What a week, and just a few days away from that tax deadline for this year. Taxes are a necessary evil but I’ve never wanted to pay income tax. How much happier would everyone be if the government declared income tax as unconstitutional? I know, I’m reaching but a person can dream can’t they? This has absolutely nothing to do with anything but today the new season of The Get Down premieres so engrossing myself in that is a sure bet.
The first item I have on tap is Deathlist, which is multi-instrumentalist Jenny Logan. The press release I received with this is a bit disturbing but I never really know what’s fact or fiction. It reads that Logan grew up in central California and at the age of 13 she was forbidden to even utter a word. Around the age of 14 she ran away to NYC and started playing in bands. After years of touring in a number of projects she was able to find the voice for her project as Deathlist. This story alone I find fascinating which made me want to delve into the self-titled debut (released on X-Ray Records), an album that was apparently “conceived as a diary of sorts chronicling a year spent coming to terms with the impending death of her estranged father.” Once you begin playing it, you can feel the music is evocative. For the most part the timbre remains dark and heavy, as Logan’s emotions run rampant. Musically “Dream Of” is a hard listen, it’s so hot-blooded yet cold in its delivery. Angry yet with a controlled temperament. It’s one song that I keep coming back to. The music does get a bit more playful though on “IRL” but that underlying anger still seems present, although the track “Hate” doesn’t have that. When Logan sings “I’m already tired from this” the music is fitting, slowly dragging along and you can only imagine her sitting comfortably with a cigarette burning down to her fingers.

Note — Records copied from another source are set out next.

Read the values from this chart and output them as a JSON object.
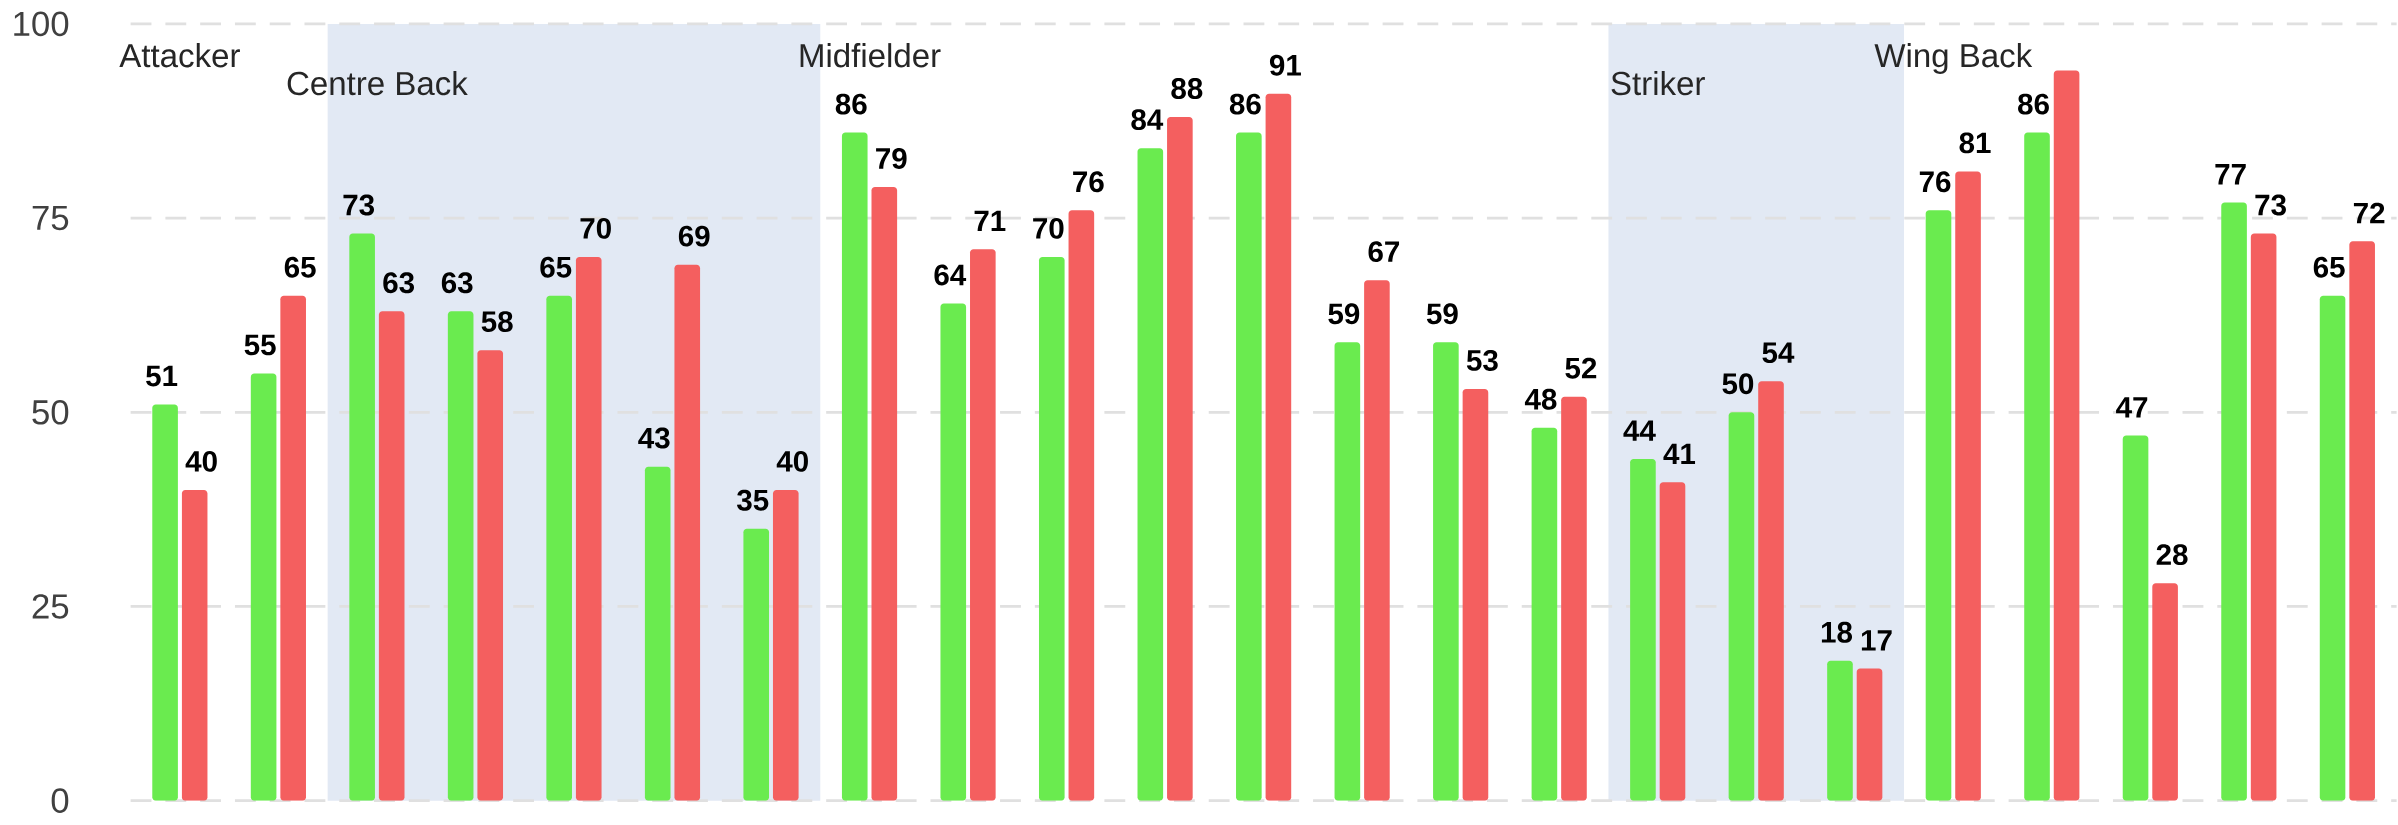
{
  "chart_data": {
    "type": "bar",
    "categories": [
      "Attacker",
      null,
      "Centre Back",
      null,
      null,
      null,
      null,
      "Midfielder",
      null,
      null,
      null,
      null,
      null,
      null,
      null,
      "Striker",
      null,
      null,
      "Wing Back",
      null,
      null,
      null,
      null
    ],
    "series": [
      {
        "color": "#6aeb4f",
        "values": [
          51,
          55,
          73,
          63,
          65,
          43,
          35,
          86,
          64,
          70,
          84,
          86,
          59,
          59,
          48,
          44,
          50,
          18,
          76,
          86,
          47,
          77,
          65
        ],
        "value_labels": [
          "51",
          "55",
          "73",
          "63",
          "65",
          "43",
          "35",
          "86",
          "64",
          "70",
          "84",
          "86",
          "59",
          "59",
          "48",
          "44",
          "50",
          "18",
          "76",
          "86",
          "47",
          "77",
          "65"
        ]
      },
      {
        "color": "#f45f5f",
        "values": [
          40,
          65,
          63,
          58,
          70,
          69,
          40,
          79,
          71,
          76,
          88,
          91,
          67,
          53,
          52,
          41,
          54,
          17,
          81,
          94,
          28,
          73,
          72
        ],
        "value_labels": [
          "40",
          "65",
          "63",
          "58",
          "70",
          "69",
          "40",
          "79",
          "71",
          "76",
          "88",
          "91",
          "67",
          "53",
          "52",
          "41",
          "54",
          "17",
          "81",
          null,
          "28",
          "73",
          "72"
        ]
      }
    ],
    "ylim": [
      0,
      100
    ],
    "yticks": [
      0,
      25,
      50,
      75,
      100
    ],
    "grid": "y"
  }
}
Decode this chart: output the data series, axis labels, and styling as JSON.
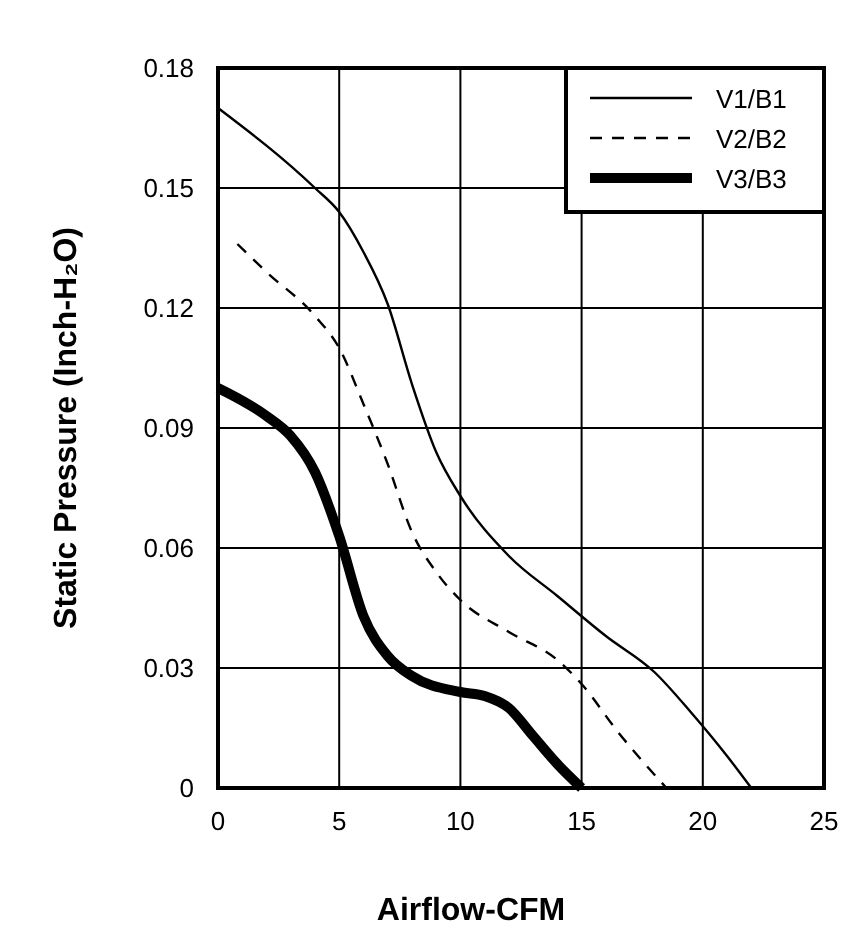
{
  "chart_data": {
    "type": "line",
    "xlabel": "Airflow-CFM",
    "ylabel": "Static Pressure (Inch-H₂O)",
    "xlim": [
      0,
      25
    ],
    "ylim": [
      0,
      0.18
    ],
    "xticks": [
      0,
      5,
      10,
      15,
      20,
      25
    ],
    "yticks": [
      0,
      0.03,
      0.06,
      0.09,
      0.12,
      0.15,
      0.18
    ],
    "grid": true,
    "legend": "top right",
    "marker": "none",
    "series": [
      {
        "name": "V1/B1",
        "color": "#000000",
        "line_style": "solid",
        "x": [
          0,
          4,
          5,
          6,
          7,
          8,
          9,
          10,
          12,
          14,
          16,
          18,
          19.5,
          21,
          22
        ],
        "values": [
          0.17,
          0.15,
          0.144,
          0.134,
          0.121,
          0.101,
          0.084,
          0.073,
          0.058,
          0.048,
          0.038,
          0.029,
          0.019,
          0.008,
          0
        ]
      },
      {
        "name": "V2/B2",
        "color": "#000000",
        "line_style": "dashed",
        "x": [
          0.8,
          2,
          4,
          5,
          6,
          7,
          8,
          9,
          10,
          12,
          14,
          15,
          16.5,
          18.5
        ],
        "values": [
          0.136,
          0.129,
          0.118,
          0.11,
          0.096,
          0.081,
          0.064,
          0.054,
          0.047,
          0.039,
          0.032,
          0.026,
          0.014,
          0
        ]
      },
      {
        "name": "V3/B3",
        "color": "#000000",
        "line_style": "solid",
        "x": [
          0,
          2,
          3,
          4,
          5,
          6,
          7,
          8,
          10,
          11,
          12,
          13,
          14,
          15
        ],
        "values": [
          0.1,
          0.093,
          0.088,
          0.079,
          0.063,
          0.043,
          0.033,
          0.028,
          0.024,
          0.023,
          0.02,
          0.013,
          0.006,
          0
        ]
      }
    ]
  }
}
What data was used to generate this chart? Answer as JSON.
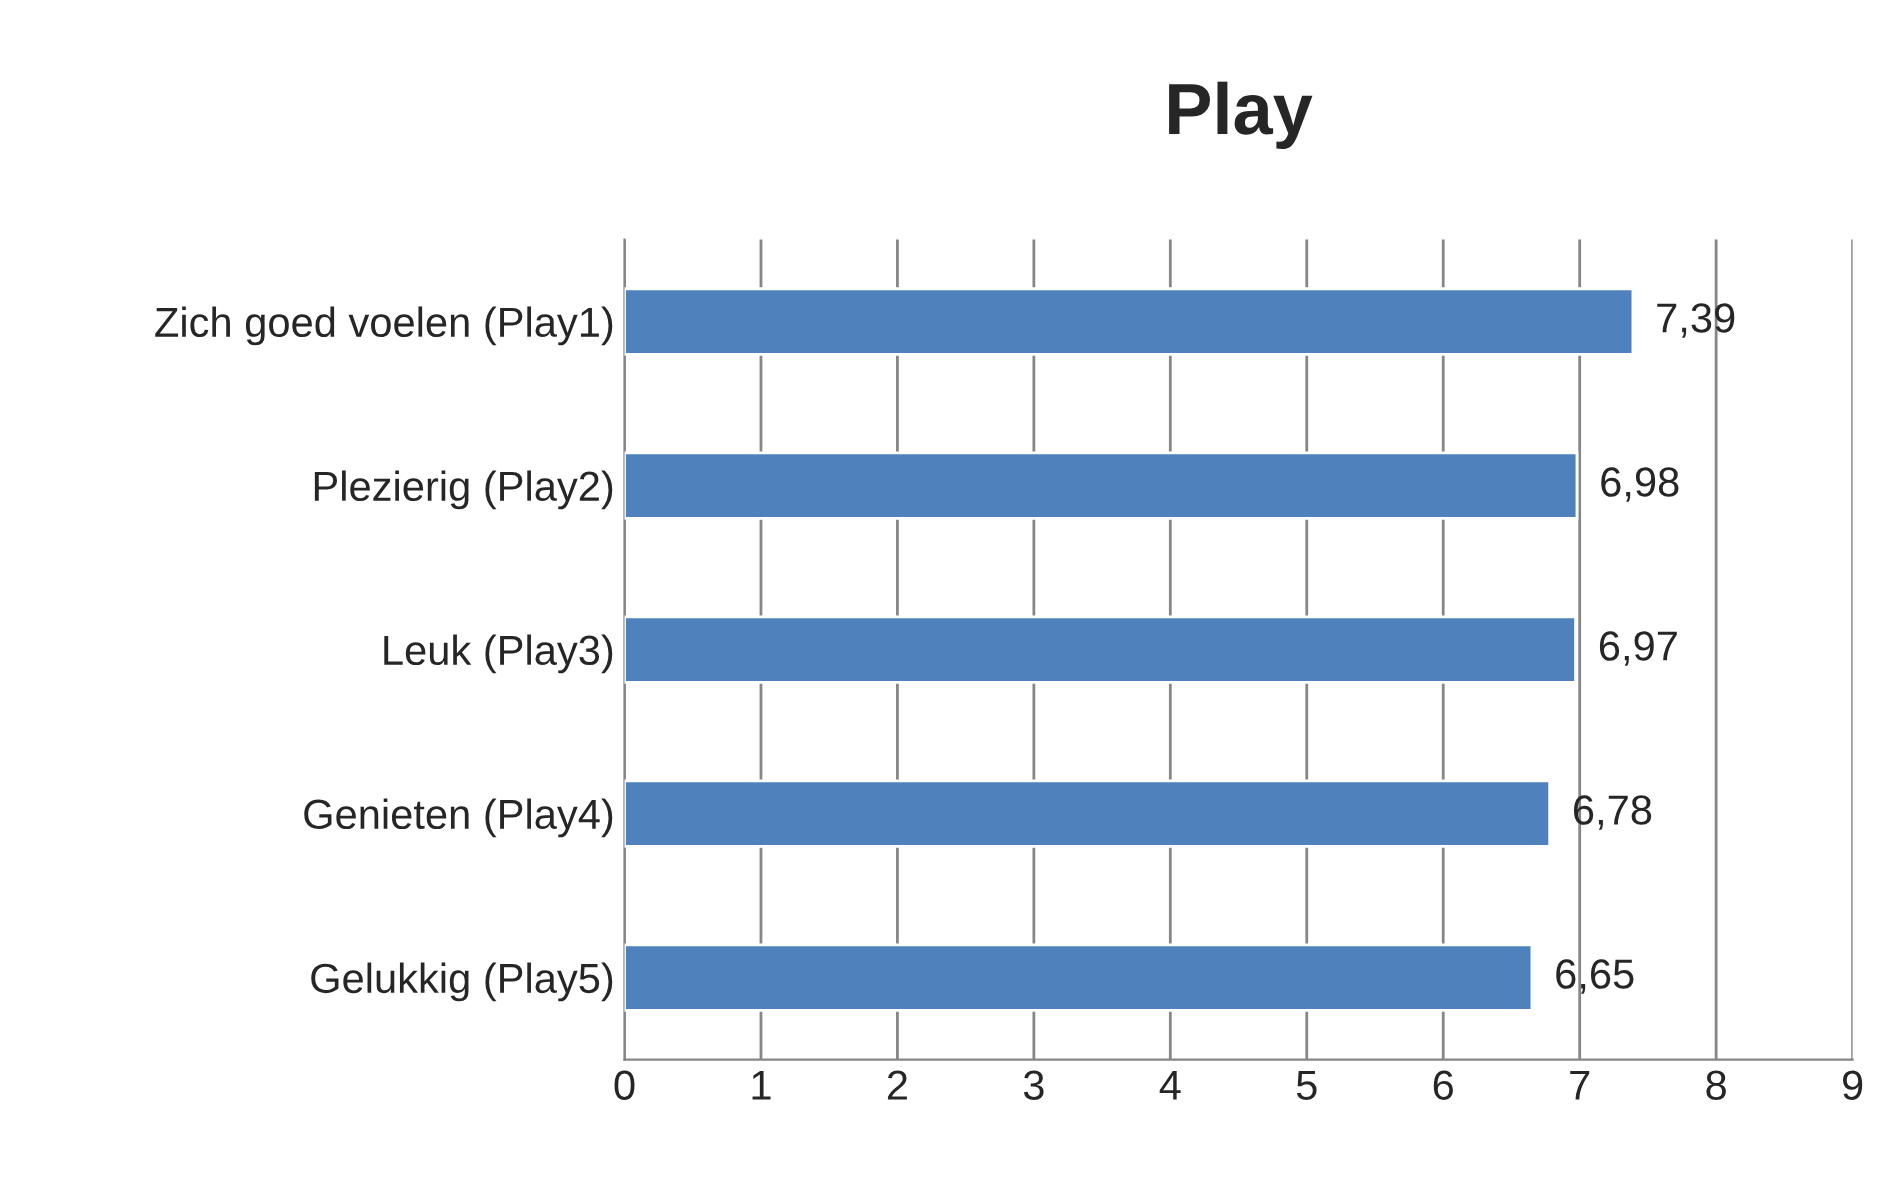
{
  "chart_data": {
    "type": "bar",
    "orientation": "horizontal",
    "title": "Play",
    "categories": [
      "Zich goed voelen (Play1)",
      "Plezierig (Play2)",
      "Leuk (Play3)",
      "Genieten (Play4)",
      "Gelukkig (Play5)"
    ],
    "values": [
      7.39,
      6.98,
      6.97,
      6.78,
      6.65
    ],
    "value_labels": [
      "7,39",
      "6,98",
      "6,97",
      "6,78",
      "6,65"
    ],
    "color": "#4f81bd",
    "xlim": [
      0,
      9
    ],
    "xticks": [
      0,
      1,
      2,
      3,
      4,
      5,
      6,
      7,
      8,
      9
    ],
    "grid": "x",
    "legend": false
  }
}
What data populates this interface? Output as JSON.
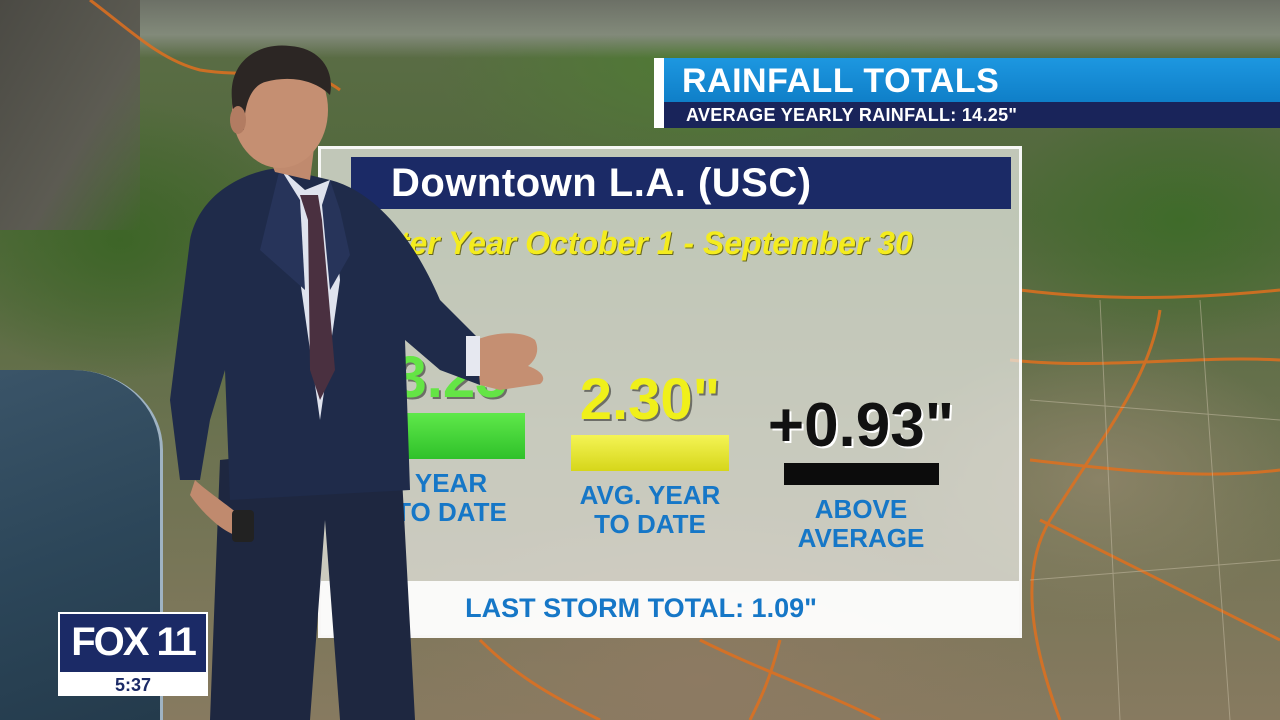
{
  "banner": {
    "title": "RAINFALL TOTALS",
    "subtitle": "AVERAGE YEARLY RAINFALL: 14.25\""
  },
  "board": {
    "location": "Downtown L.A. (USC)",
    "water_year": "ater Year October 1 - September 30",
    "stats": {
      "year_to_date": {
        "value": "3.23",
        "label_line1": "YEAR",
        "label_line2": "TO DATE"
      },
      "avg_year_to_date": {
        "value": "2.30\"",
        "label_line1": "AVG. YEAR",
        "label_line2": "TO DATE"
      },
      "difference": {
        "value": "+0.93\"",
        "label_line1": "ABOVE",
        "label_line2": "AVERAGE"
      }
    },
    "last_storm": "LAST STORM TOTAL: 1.09\""
  },
  "station": {
    "logo": "FOX 11",
    "time": "5:37"
  },
  "colors": {
    "banner_blue": "#0f7fc8",
    "navy": "#1b2a66",
    "ytd_green": "#64e545",
    "avg_yellow": "#f0f01a",
    "label_blue": "#1677c7"
  }
}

The first single off the album “With You Now” Deathlist reached into a myriad of emotions for this hard driving track. It captures the best of what Logan offers when she shifts modes. But, dare I say on, “Stay There” she’s found a bit of solace creating an upbeat number. Catchy even. That bass drives the proverbial balls-to-the-walls here. It has such beautiful background cooing it would even make Kim Deal blush. Deathlist is a bit of an anomaly. Jenny Logan has a number of great ideas that should be explored a bit more. I can’t wait to hear what Deathlist has in store next.
Now it’s been a while since I’ve heard anything, actually I haven’t heard any music of his since 2013. That’s the last time JC Brooks released an album with his group The Uptown Sound. Howl (Bloodshot Records) was a hell of an album so of course I was pleasantly surprised when this one showed up. This time around though, his new album, The Neon Jungle (Rock Ridge Music), simply has his face and name on the cover. He’s eschewed the need for a crutch of associating himself with a backing band name and solely takes responsibility here branding just his own name. While his last outing took a more visceral approach, here JC seems to have honed his delivery and voice for a more direct and soulful approach. If you’re expecting something more akin to the old R&B and gospel-inspired songs like his contemporaries (Charles Bradley, Lee Fields, etc.) you’re in the wrong candy store. Listening to his new album is like looking through a kaleidoscopic view of the 80’s when artists were shaped with a gleam and shine on top to conform to hungry music listeners.
Listening to “Drive,” when Brooks sings “Sold my soul to the future yesterday” I can’t help but think I may be right in my assumption. But it isn’t a bad thing because with each track you hear what he’s really capable of projecting. You’ll get hints and outright images of traveling back to the future past but it isn’t disappointing. “Stumble In The Dark” doesn’t walk in shadows, but the faces of Michael Paré and Willem Dafoe pop into my head. The song could have been added to Streets Of Fire back in ’84. The song is perfectly edged and set for it. But then I’m not sure where the album is going from that point on. Where the songs begin to take refuge in styles made popular by Jeffrey Osborne and James Ingram, but it doesn’t do Brooks any justice here. For better or worse, The Neon Jungle is hit and miss. When Brooks misses his mark, it sounds far off but when he hits, it’s nailed in with a fervor.